I’m told Umoja Fest has been a reoccurring event for 30+ years in Seattle’s Central District, but somehow I hadn’t heard about it until this year.
Umoja = Unity, and this is exactly what this festival is about. Located in the heart of the CD along 23rd ave (Between Jackson & Judson) in Seattle, this weekend saw the ave lined with people sitting in lawn chairs and on blankets awaiting the annual Parade. You saw parents strapping elbow pads on their 7 year olds, and filming as their kids whizzed around the skatepark at Judkins Park. You saw hundreds of people filing in to watch young men playing hoop on the tandem bball courts. With multiple music stages and food trucks, people wandered through the festival with their families and absorbed their surroundings. I noticed a few people sitting around the outskirts of the park, just enjoying the sun, people watching, and the rare opportunity to relax and do nothing for a while.
The main reason I was attending the festival, is a few of my good friends had been invited to perform on Umoja Fest’s’ Hip Hop stage, so I went out to show support (and seize the opportunity to hand out flyers, and shoot some music video footage as well.)
When I arrived I found the Hip Hop stage, which had been setup in a fenced area that looked like it would have been used as tennis courts if not otherwise occupied; located just past the hoop courts.
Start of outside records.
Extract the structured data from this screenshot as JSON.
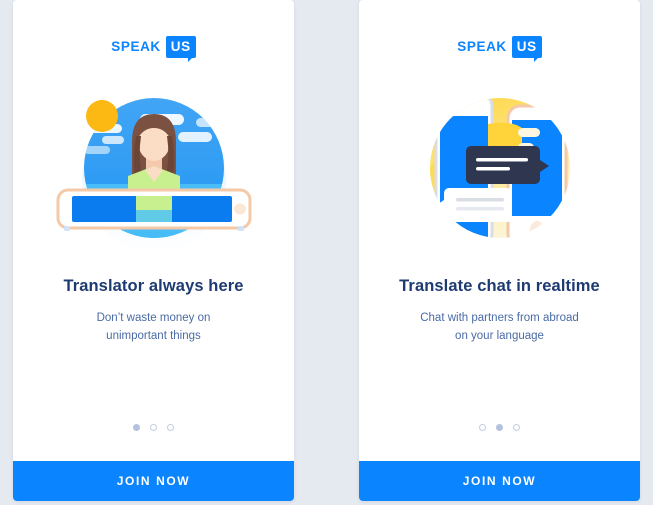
{
  "page": {
    "background_color": "#e5e9f0",
    "accent_color": "#0b84ff",
    "title_color": "#1e3a72",
    "subtitle_color": "#4a6ba5"
  },
  "brand": {
    "word_main": "SPEAK",
    "word_badge": "US"
  },
  "cards": [
    {
      "id": "translator-always-here",
      "logo_main": "SPEAK",
      "logo_badge": "US",
      "illustration_name": "woman-with-laptop-illustration",
      "title": "Translator always here",
      "subtitle": "Don’t waste money on\nunimportant things",
      "subtitle_line1": "Don’t waste money on",
      "subtitle_line2": "unimportant things",
      "dots": {
        "count": 3,
        "active_index": 0
      },
      "button_label": "JOIN NOW"
    },
    {
      "id": "translate-chat-in-realtime",
      "logo_main": "SPEAK",
      "logo_badge": "US",
      "illustration_name": "two-phones-chat-illustration",
      "title": "Translate chat in realtime",
      "subtitle": "Chat with partners from abroad\non your language",
      "subtitle_line1": "Chat with partners from abroad",
      "subtitle_line2": "on your language",
      "dots": {
        "count": 3,
        "active_index": 1
      },
      "button_label": "JOIN NOW"
    }
  ]
}
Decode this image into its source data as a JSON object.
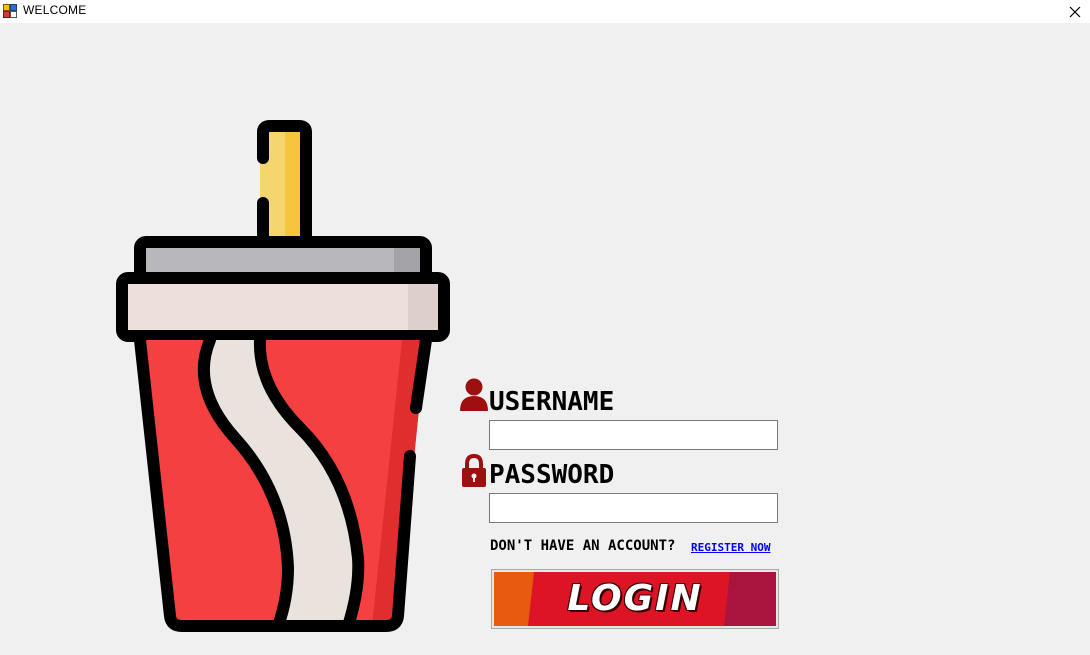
{
  "window": {
    "title": "WELCOME",
    "icon": "app-window-icon",
    "close_icon": "close-icon"
  },
  "illustration": {
    "icon": "soda-cup-icon",
    "colors": {
      "cup": "#f44040",
      "cup_shadow": "#e02d2d",
      "lid": "#ede0dc",
      "lid_top": "#b8b8bc",
      "straw": "#f5d56e",
      "stripe": "#eae2dd",
      "outline": "#000000"
    }
  },
  "form": {
    "username": {
      "icon": "user-icon",
      "label": "USERNAME",
      "value": ""
    },
    "password": {
      "icon": "lock-icon",
      "label": "PASSWORD",
      "value": ""
    },
    "account_prompt": "DON'T HAVE AN ACCOUNT?",
    "register_link": "REGISTER NOW",
    "login_button": {
      "label": "LOGIN",
      "colors": [
        "#e85a10",
        "#dd1425",
        "#a8143c"
      ]
    },
    "icon_color": "#9e1010"
  }
}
Fresh looking graffiti on the wall on my left read “Free Palestine” along with some famous quotes from the likes of Albert Einstein and an ex President regarding War, Peace and civilian casualties.
Welcomed by the host; Veteran Hip Hop Poet/ Writer Josh Rizeberg of Tacoma, we gathered in front of the stage to hear the opening act (and i apologize at the moment I can only recall his name was Gregory) speak about Peace and Freedom, freeing Palestine, ending corrupt wars and occupations, and Power to the People.. Only briefly summarizing his complex political messages.
The next act, Skrilla, is a well known Hip Hop artist/ promoter from Tacoma who brought with him his young twin sons for their first ever opportunity to watch their father perform. His strong rhymes and catchy choruses echoed the message of the Struggle, life’s ups & downs, and maintaining a positive outlook throughout life’s hardships. After he thanked the crowd and went to relax with his family under protection of the shade, Rizeberg took to the Mic to introduce the next act; Influential Minds.
Accompanied by a guest performer, a young lady who sounded amazing as she sang live (and did not hide behind pre recorded vocals), IM did their thing under the blazing sun and the shadow of the Blue Angel Jets flying over head; from the ever popular Seattle Seafair event which was taking place at nearby Lake Washington.
Next up was my good friend and label mate, Thunderchief, accompanied by 5ive 3re; who joined in to perform their song “Up Late”. Thunderchief, who can at times be a bit “wild” or “unconventional”; Delivered a more mature and positive message for the festival goers. With slow, serious instrumentals and clearly spoken lyrics, he spoke to the soul of the people. He even performed a well executed song which (he openly admits to the crowd), was completely freestyled and recorded “in his mommas shed”. When his time was up, he told the crowd he loved them all, thanked them for their undivided attention – then descended the stage in search of water on this still muggy Saturday afternoon.
Veteran Tacoma Rapper, Awall aka 2piece was next to take the stage. Sporting a camo bucket hat that matched his shorts, a Squashington Music Tee, and Seahawk colored Ken Griffey’s, he proceeded to rock the crowd in his typical impressive fashion. Speaking about positivity in the face of hardships similar to the others before him, he danced and entertained the crowd while the chorus sang “I am fearless, and I’m coming’ for that #1 spot”. After a few songs he was joined by the host of the stage, and standing alongside Josh Rizeberg, performed the last song of his set; speaking about everything from old school hip hop and how it inspired them, to political corruption, while delivering the uplifting “Power To The People” message that Rizeberg is known to live by (as well as stand up and fight for.)
The last act I saw perform was a Seattle artist known as The Sav, who was enjoying the buzz from his newly released album, handfuls of CDs at his side.
Then we slowly made our way out of the Hip Hop stage area, stopping to hand out flyers and chat with people, watch the kids getting down in the Skatepark, and relax in the grass for a bit before we headed home to BBQ and enjoy the (rare) Northwest sunshine. As I was walking to the truck people were still pouring into the park, seemingly centered around the basketball tournament still underway.
Overall it was an excellent event to be apart of, the entire area riding the good vibes of unity, neighbors bonding through similar interests and a sense of community. I left the festival with a positive feeling about our Northwest Hip Hop community, and our society in general. I will be a much more informed Umoja Festival attendee when i go next year.